Lessons From Abroad
According to Fielding Yost, president of the Saturn Corp., with operations in the United States and Europe, Europeans have embraced alternative media more quickly than their U.S. counterparts.
“Telemarketing has a much calmer way of soliciting in Europe than the United States,” Yost says. “Appeals are more straightforward and without as much emotion or as frequent as those in the United States. Costs are higher in Europe, but so are response rates and income.”
Another alternative medium employed in Europe is face-to-face solicitations by paid solicitors. The cost to acquire a new donor is high, but like many campaigns in Europe, donors are brought on from the beginning with a commitment to automatic monthly giving.

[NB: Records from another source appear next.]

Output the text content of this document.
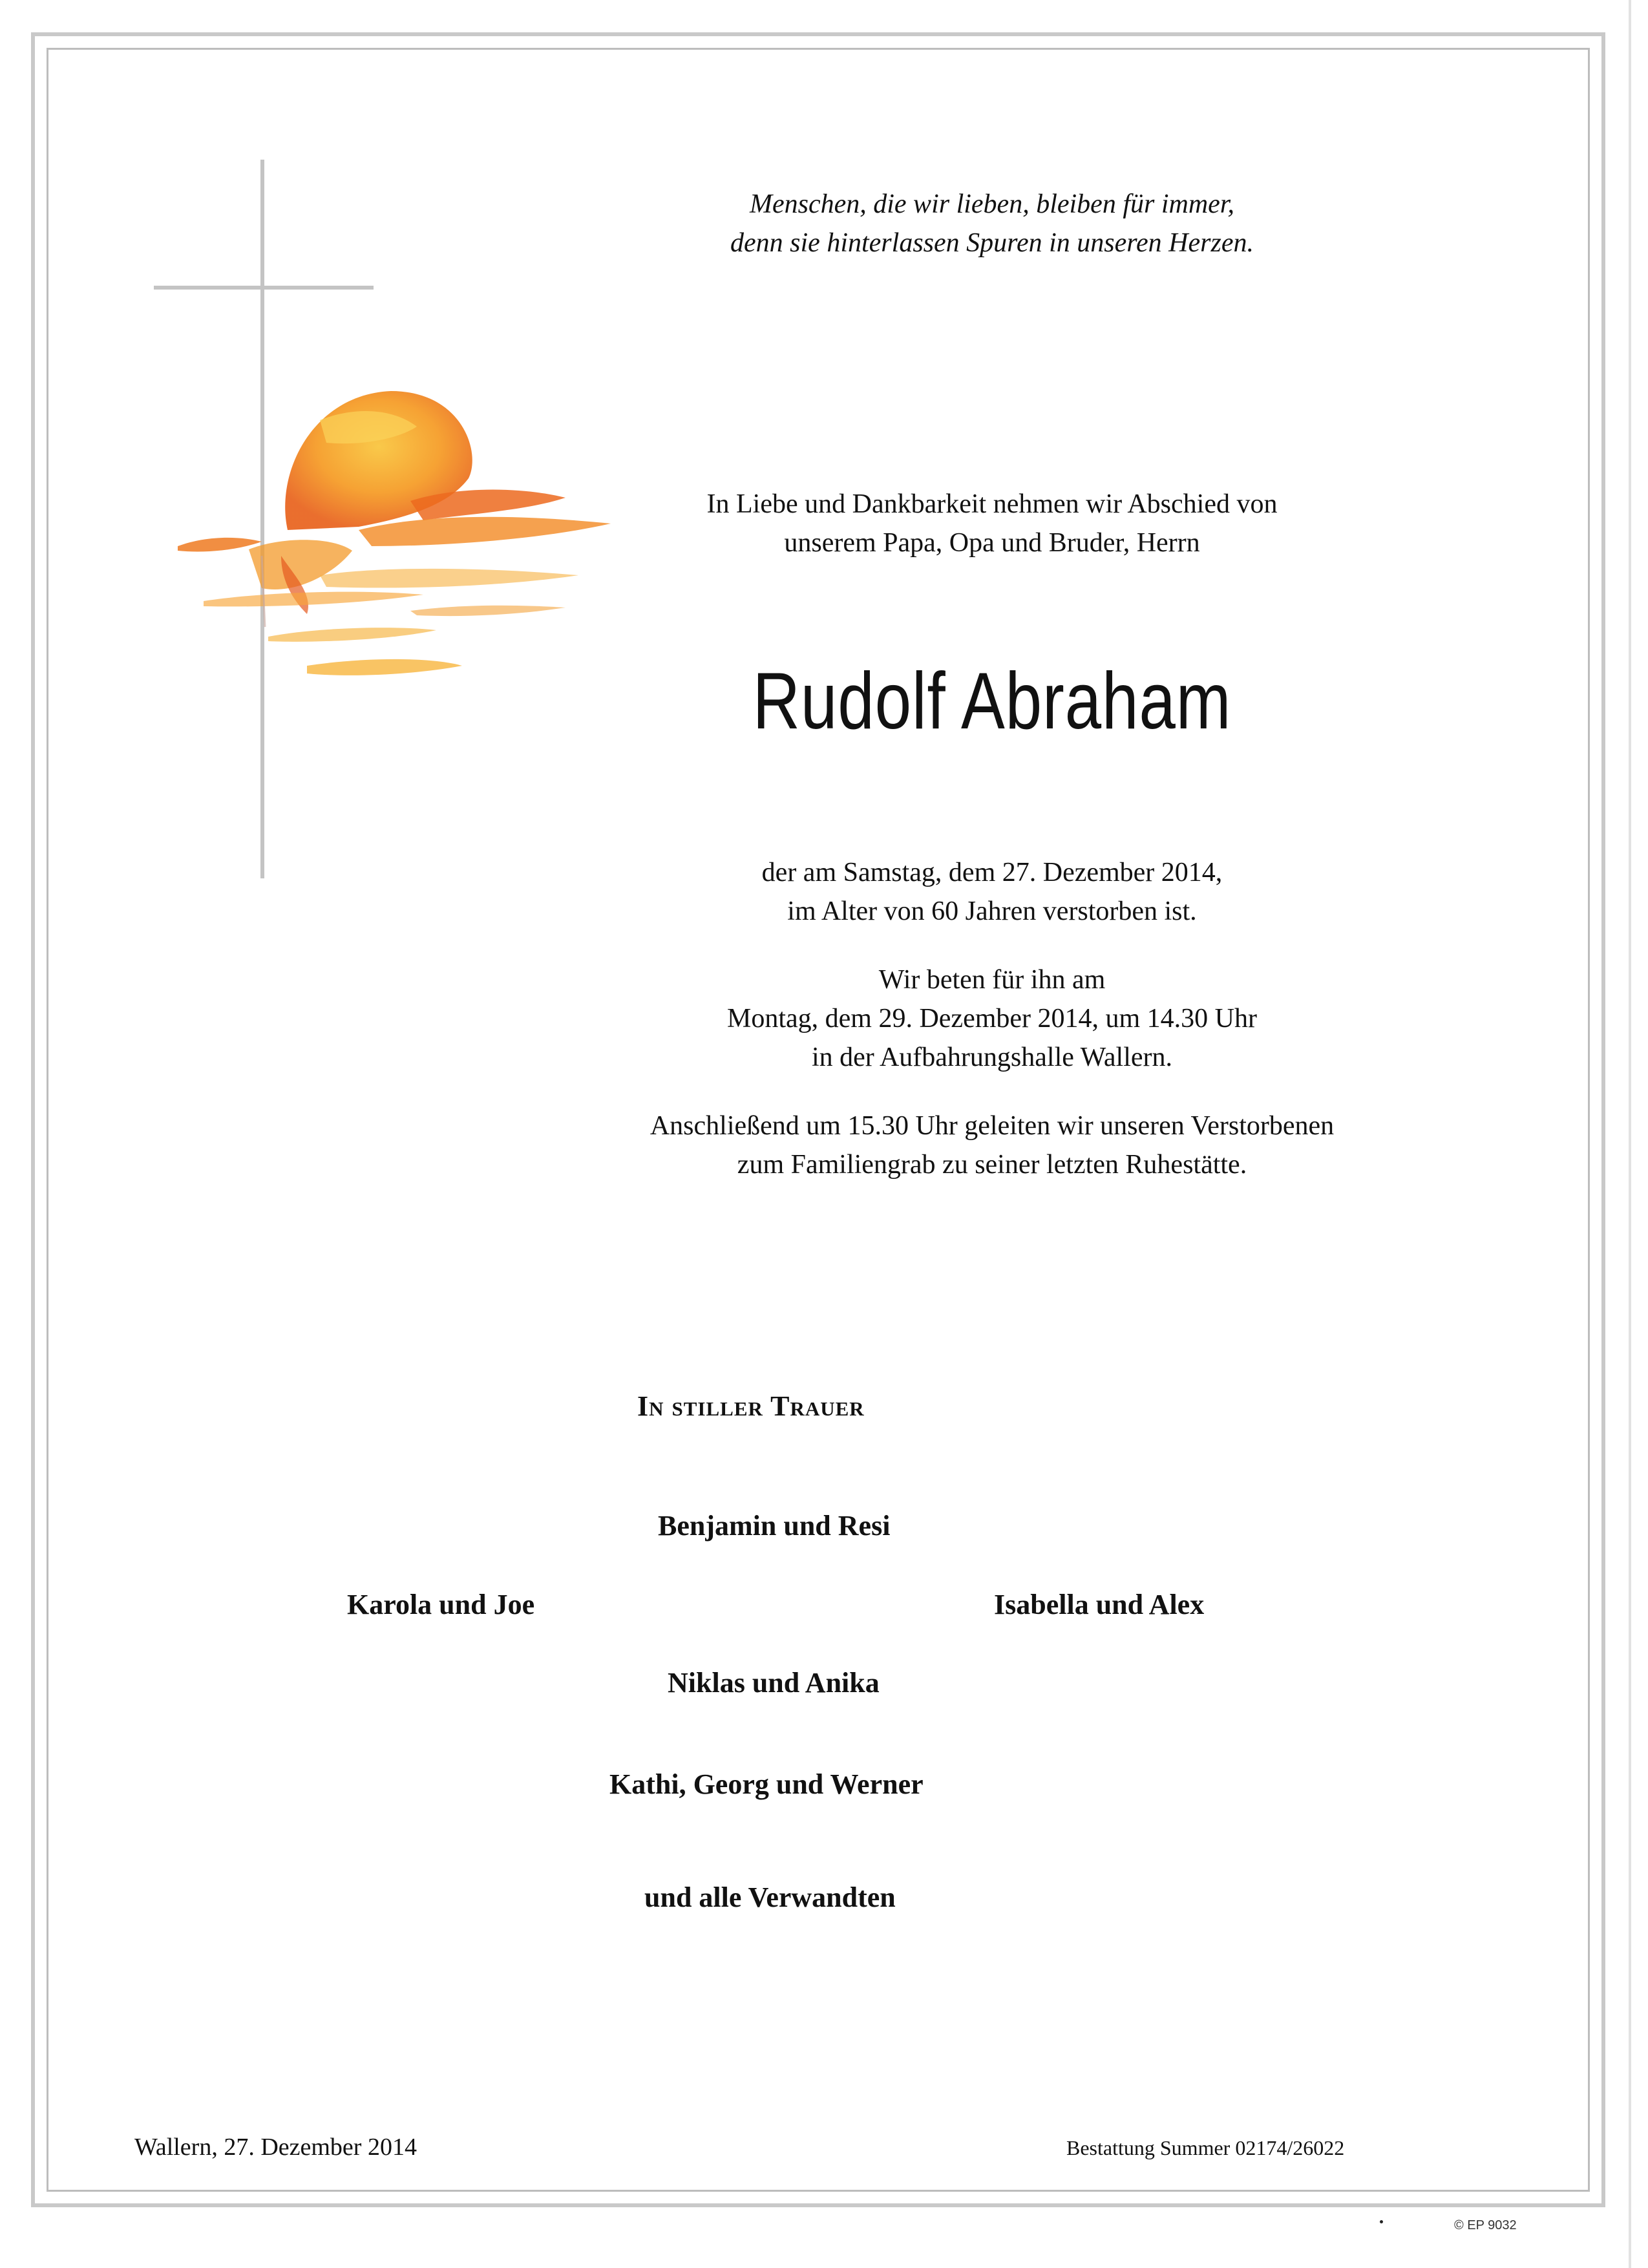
Menschen, die wir lieben, bleiben für immer,
denn sie hinterlassen Spuren in unseren Herzen.
In Liebe und Dankbarkeit nehmen wir Abschied von
unserem Papa, Opa und Bruder, Herrn
Rudolf Abraham

der am Samstag, dem 27. Dezember 2014,
im Alter von 60 Jahren verstorben ist.

Wir beten für ihn am
Montag, dem 29. Dezember 2014, um 14.30 Uhr
in der Aufbahrungshalle Wallern.

Anschließend um 15.30 Uhr geleiten wir unseren Verstorbenen
zum Familiengrab zu seiner letzten Ruhestätte.

In stiller Trauer
Benjamin und Resi
Karola und Joe	Isabella und Alex
Niklas und Anika
Kathi, Georg und Werner
und alle Verwandten
Wallern, 27. Dezember 2014	Bestattung Summer 02174/26022
© EP 9032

I’m not sure face-to-face solicitation ever is going to take off in the United States.
Where’s the innovation?
Richard Pordes, a leading international fundraiser for UNICEF, looks as close as Canada and sees success with direct-response television. In fact, he sees much innovation coming from our northern neighbors.
“It may be that the Canadian market’s less saturated,” says Pordes, who sees many Canadian charities working hard, while some U.S. fundraisers “have just given up trying to be innovative.”
“We freely copy each other in developed countries,” says Mal Warwick, founder and chairman of Mal Warwick and Associates. “While techniques
in the Western world are pretty much alike, the Global South (nations of Africa, Central and Latin America, and much of Asia) is another matter
entirely. In those countries where a few brave souls have begun venturing into fundraising waters, most of the time they’re on their own.”
Two Calgary educators, who just completed one-on-one interviews with
fundraisers worldwide, confirm Warwick’s observations. Guy Mallabone of SAIT Polytechnic and Tony Myers of the University of Calgary explored attitudes on wealth, cultural influences and perceptions of major-giving practices in Brazil, Germany, India, China and South Africa. In nearly all emerging countries, training, credibility and a professional fundraiser shortage were major issues.